CSOE Memorandum of Understanding (MOU) Requirement Policies
To request a new MOU, students must complete and submit the MOU Request Form no later than the add/drop deadline of the term prior to the start of Clinical Practice. Submitting this request does NOT guarantee an MOU agreement will be approved or approved by the start of Clinical Practice.
Disclosure: MOU contracts are subject to expiration at various times within an academic year resulting in the potential for a change of placement for Clinical Practice.
Disclosure: The University understands that all Student Teacher Candidates, Interns, and PPS Students are required to adhere to all state and local heath orders.
Visit Alliant’s Credentials page for a Credential Overview including MOU Requirement Policies and the Active MOU School District/Organization List (website).

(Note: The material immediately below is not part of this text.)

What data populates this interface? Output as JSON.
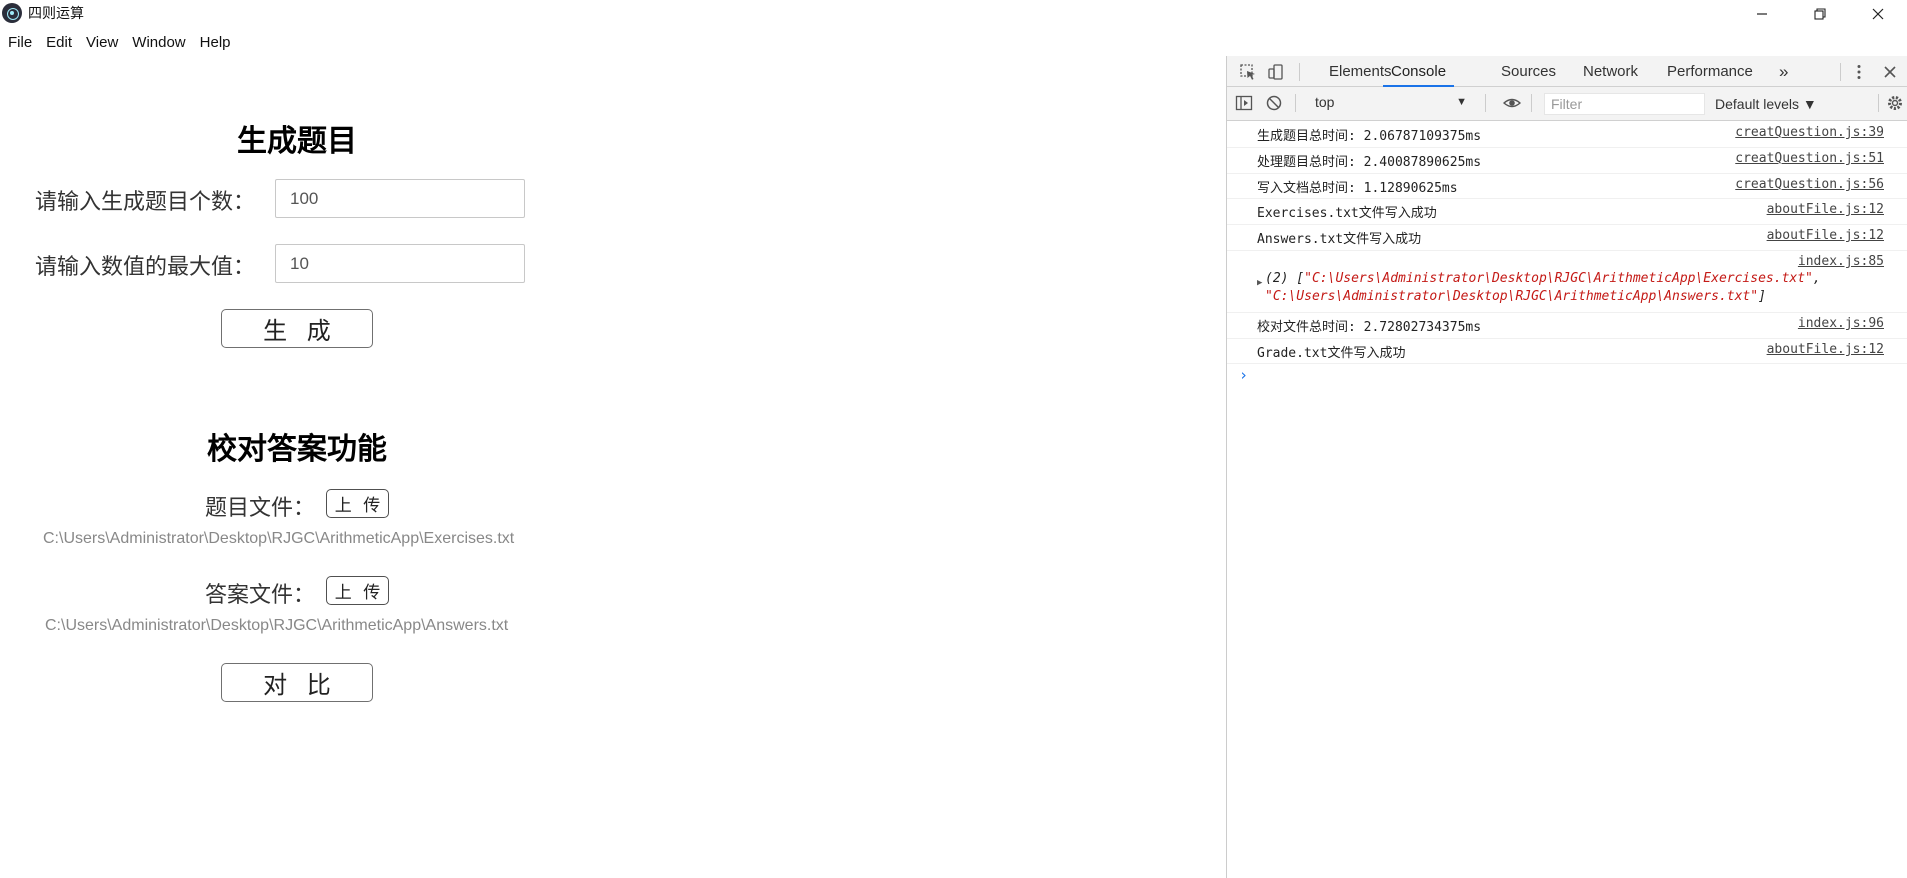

CSOE Teacher Preparation Program - Standard Intern Pathway
Standard Interns must submit (1) Official Offer Letter and Verification of Employment (VOE) from active partner with verifiable District Support Provider (DSP), (2) verification of US Constitution, and (3) Statement of Release prior to the first day of class of the academic term of the first clinical practice course.
CSOE Teacher Preparation Program - Student Teaching Pathway
All student teacher candidates, including re-entry applicants, must complete the Application to Student Teach form by the last day of Week 3 of Clinical Practice I. Failure to complete the Application to Student Teach form by the deadline may result in a deferred start to Clinical Practice III, delaying placement until the next eligible term. Teacher Candidates must complete their eligibility requirements, including (1) current negative TB Test and valid Certificate of Clearance from CTC (prior to Clinical Practice I) and (2) passing of Subject-Matter Competency earned through passing CSET scores in the appropriate subject matter area no later than the last day of Week 4 of Clinical Practice II. In addition to the aforementioned eligibility requirements, placement is dependent on successful completion of Clinical Practice II.

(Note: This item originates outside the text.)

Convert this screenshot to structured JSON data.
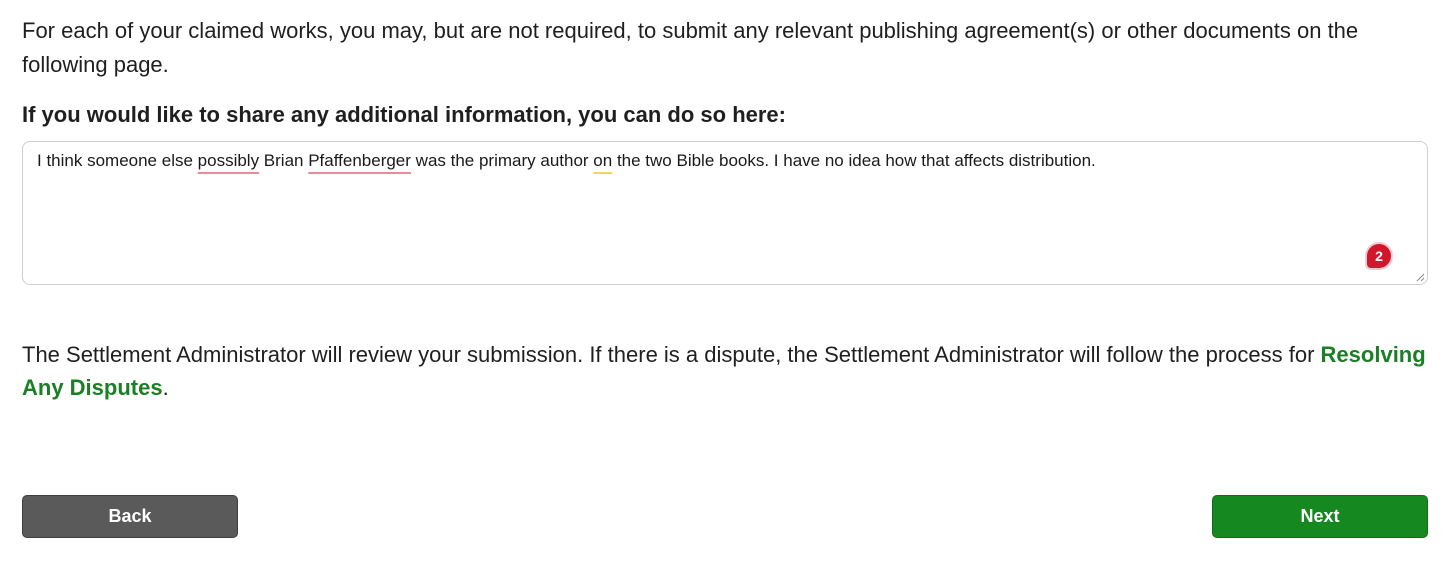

Students who wish to enter a CSPP program must submit an application through the admissions department. The clinical doctoral programs accept students to begin only in the fall semester. No more than a total of 30 units, including those earned in CSPP, can be transferred into any doctoral program.
Current students who are considering a change to a different program should consult with their academic advisor prior to submission of all required documentation. Approval is not guaranteed.
For CSOE students, to request a Program Change into the Teacher Education or Special Education Standard Intern Program, a student must submit a program change prior to enrollment in CP I. All intern verification documentation must be provided to the Credentialing Department, which will initiate the change upon confirmation.
For CSPP students, a new application must be submitted for the program of choice.
To request an exception to a published University academic policy the Academic Exception Request Form must be submitted to the program director or designee. All documentary evidence in support of each application for academic exception should be submitted with the written request. Each case will be decided on its own merits. All exceptions and waivers are subject to review by the academic dean for a final decision. Approval of academic exception requests is NOT guaranteed. Students are encouraged to maintain their own personal copies of all paperwork submitted.